The system should store neither user-uploaded files nor files containing sensitive information in the web root.
The web root is the topmost directory on a web server. If there is no sufficient access control, any file in this directory will be publicly available. Therefore, user-uploaded files and files containing sensitive information should not be stored in it.
CAPEC-116: Excavation: An adversary actively probes the target in a manner that is designed to solicit information that could be leveraged for malicious purposes. This is achieved by exploring the target via ordinary interactions for the purpose of gathering intelligence about the target, or by sending data that is syntactically invalid or non-standard in an attempt to produce a response that contains the desired data.

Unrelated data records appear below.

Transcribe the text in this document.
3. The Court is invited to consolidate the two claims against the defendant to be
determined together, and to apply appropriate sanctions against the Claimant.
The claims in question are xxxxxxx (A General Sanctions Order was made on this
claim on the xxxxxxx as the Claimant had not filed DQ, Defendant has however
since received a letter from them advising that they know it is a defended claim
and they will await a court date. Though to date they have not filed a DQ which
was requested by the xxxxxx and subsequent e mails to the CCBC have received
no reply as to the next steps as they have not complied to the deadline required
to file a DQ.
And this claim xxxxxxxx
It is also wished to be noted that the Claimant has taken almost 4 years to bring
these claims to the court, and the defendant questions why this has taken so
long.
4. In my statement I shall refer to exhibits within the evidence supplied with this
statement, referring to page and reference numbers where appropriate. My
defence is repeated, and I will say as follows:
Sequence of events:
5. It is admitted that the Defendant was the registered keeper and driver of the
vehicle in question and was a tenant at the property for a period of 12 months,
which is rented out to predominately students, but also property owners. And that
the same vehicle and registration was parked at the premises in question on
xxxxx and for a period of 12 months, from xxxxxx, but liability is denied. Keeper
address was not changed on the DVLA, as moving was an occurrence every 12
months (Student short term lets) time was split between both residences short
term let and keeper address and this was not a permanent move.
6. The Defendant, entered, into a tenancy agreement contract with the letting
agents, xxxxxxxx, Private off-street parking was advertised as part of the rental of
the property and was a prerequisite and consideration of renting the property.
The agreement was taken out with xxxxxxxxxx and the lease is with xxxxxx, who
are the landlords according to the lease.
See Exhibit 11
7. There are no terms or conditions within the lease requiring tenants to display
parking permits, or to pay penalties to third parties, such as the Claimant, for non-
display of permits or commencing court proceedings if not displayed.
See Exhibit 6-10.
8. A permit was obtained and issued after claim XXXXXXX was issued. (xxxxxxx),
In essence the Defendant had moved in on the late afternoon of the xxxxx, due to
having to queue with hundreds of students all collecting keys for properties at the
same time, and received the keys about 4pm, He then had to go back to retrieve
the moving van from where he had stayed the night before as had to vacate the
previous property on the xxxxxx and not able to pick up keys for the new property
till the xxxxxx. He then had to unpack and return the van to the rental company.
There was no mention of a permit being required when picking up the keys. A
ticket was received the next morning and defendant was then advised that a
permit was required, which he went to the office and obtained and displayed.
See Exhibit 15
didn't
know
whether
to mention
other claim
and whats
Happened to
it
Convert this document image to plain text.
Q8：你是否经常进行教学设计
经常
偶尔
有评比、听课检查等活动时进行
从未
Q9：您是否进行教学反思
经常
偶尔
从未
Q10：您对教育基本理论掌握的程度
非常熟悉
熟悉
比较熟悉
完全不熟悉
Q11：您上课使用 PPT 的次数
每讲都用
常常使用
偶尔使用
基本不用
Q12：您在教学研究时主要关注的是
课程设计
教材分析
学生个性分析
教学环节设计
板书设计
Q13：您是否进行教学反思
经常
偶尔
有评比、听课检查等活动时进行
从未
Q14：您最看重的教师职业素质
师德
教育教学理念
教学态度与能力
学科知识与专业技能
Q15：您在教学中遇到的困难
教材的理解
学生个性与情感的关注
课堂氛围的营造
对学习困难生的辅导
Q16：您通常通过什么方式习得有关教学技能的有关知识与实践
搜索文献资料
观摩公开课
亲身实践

CWE-219: Storage of File with Sensitive Data Under Web Root: The application stores sensitive data under the web document root with insufficient access control, which might make it accessible to untrusted parties.
CWE-552: Files or Directories Accessible to External Parties: The product makes files or directories accessible to unauthorized actors, even though they should not be.
CWE-548: Exposure of Information Through Directory Listing: A directory listing is inappropriately exposed, yielding potentially sensitive information to attackers.
CWE-922: Insecure Storage of Sensitive Information: The software stores sensitive information without properly limiting read or write access by unauthorized actors.
OWASP Top 10 A3:2017-Sensitive Data Exposure: Many web applications and APIs do not properly protect sensitive data, such as financial, healthcare and PII. Attackers may steal or modify such weakly protected data to conduct credit card fraud, identity theft or other crimes. Sensitive data may be compromised without extra protection, such as encryption at rest or in transit, and requires special precautions when exchanged with the browser.
OWASP-ASVS v4.0.1 V1.12 Secure File Upload Architectural Requirements.(1.12.1): Verify that user-uploaded files are stored outside of the web root.
OWASP-ASVS v4.0.1 V4.3 Other Access Control Considerations.(4.3.2): Verify that directory browsing is disabled unless deliberately desired. Additionally, applications should not allow discovery or disclosure of file or directory metadata, such as Thumbs.db, .DS_Store, .git or .svn folders.
OWASP-ASVS v4.0.1 V12.4 File Storage Requirements.(12.4.1): Verify that files obtained from untrusted sources are stored outside the web root, with limited permissions, preferably with strong validation.